Da man in der Türkei bei Volkszählungen sich nach der Anzahl der Herde richtet, so ist es unmöglich, die Zahl der Einwohner genau zu bestimmen. Das kurdische Element ist hier überwiegend, denn von den 6000 Häusern sind 5000 kurdisch und 1000 armenisch, worunter auch ungefähr dreißig katholische Familien. Die türkische Bevölkerung zählt nur gegen zwanzig Haushaltungen.[1]

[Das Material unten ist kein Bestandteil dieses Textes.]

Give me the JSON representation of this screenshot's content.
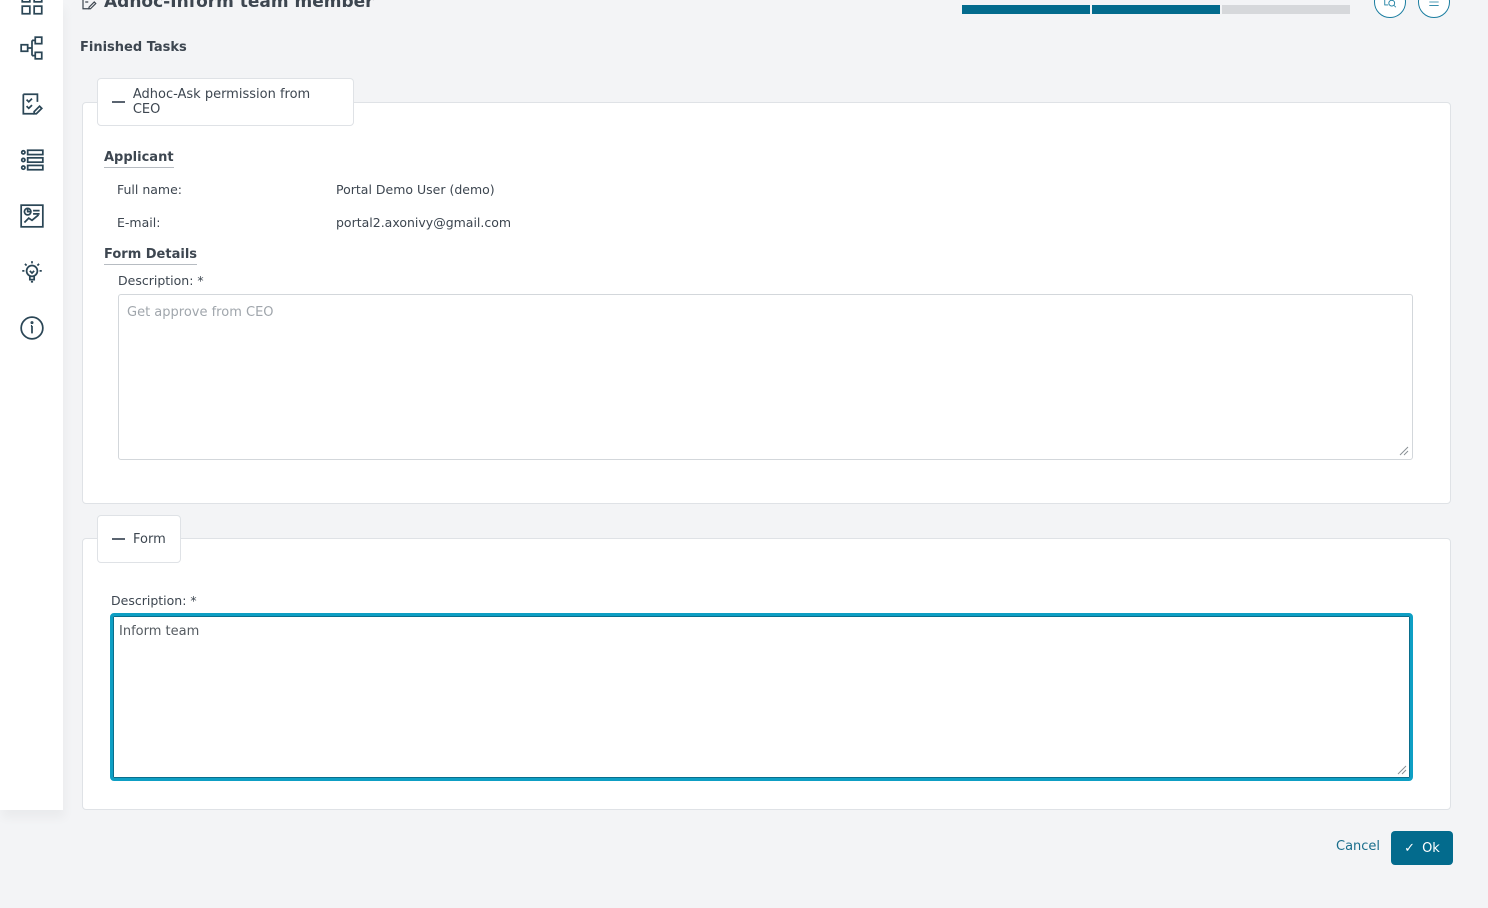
{
  "header": {
    "title": "Adhoc-Inform team member",
    "progress_steps": [
      {
        "state": "done"
      },
      {
        "state": "done"
      },
      {
        "state": "pending"
      }
    ],
    "buttons": [
      {
        "icon": "case-details-icon"
      },
      {
        "icon": "menu-icon"
      }
    ]
  },
  "sidebar": {
    "items": [
      {
        "icon": "dashboard-icon"
      },
      {
        "icon": "process-icon"
      },
      {
        "icon": "tasks-icon"
      },
      {
        "icon": "cases-icon"
      },
      {
        "icon": "statistics-icon"
      },
      {
        "icon": "lightbulb-icon"
      },
      {
        "icon": "info-icon"
      }
    ]
  },
  "finished_tasks": {
    "heading": "Finished Tasks",
    "task_tab_label": "Adhoc-Ask permission from CEO",
    "applicant": {
      "title": "Applicant",
      "full_name_label": "Full name:",
      "full_name_value": "Portal Demo User (demo)",
      "email_label": "E-mail:",
      "email_value": "portal2.axonivy@gmail.com"
    },
    "form_details": {
      "title": "Form Details",
      "description_label": "Description:",
      "required_mark": "*",
      "description_value": "Get approve from CEO"
    }
  },
  "form": {
    "tab_label": "Form",
    "description_label": "Description:",
    "required_mark": "*",
    "description_value": "Inform team"
  },
  "actions": {
    "cancel_label": "Cancel",
    "ok_label": "Ok",
    "ok_check": "✓"
  },
  "colors": {
    "accent": "#036b8d",
    "focus_border": "#0e9fc4"
  }
}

Die Gründung der Stadt Bitlis durch Alexander ruht auf keiner sichern historischen Grundlage. Früher besaß die Festung allerdings eine große Bedeutung. Die Armeen Omar Paschas entrissen die Stadt den Byzantinern im Jahre 648; aber bald wurde Bitlis die Hauptstadt eines kurdischen Fürstentums. Seine Beys zogen aus dem Verfall des Khalifats wie so manche andere Nutzen und sicherten sich ihre Unabhängigkeit. Tavernier sagt in dieser Hinsicht: „Bitlis ist die Hauptstadt eines Beys oder Fürsten des Landes, die mächtigste und bedeutendste von allen, da sie weder den Großsultan noch den König von Persien anerkannt. Der Bey oder Fürst, der an diesem Orte herrscht, kann, von den unzugänglichen Orten ganz abgesehen, 20–25000 Pferde und eine Menge Infanteristen auf die Beine bringen, die sich aus den Hirten des Landes zusammensetzen, die beim ersten Kommando schon bereit stehen“.[2]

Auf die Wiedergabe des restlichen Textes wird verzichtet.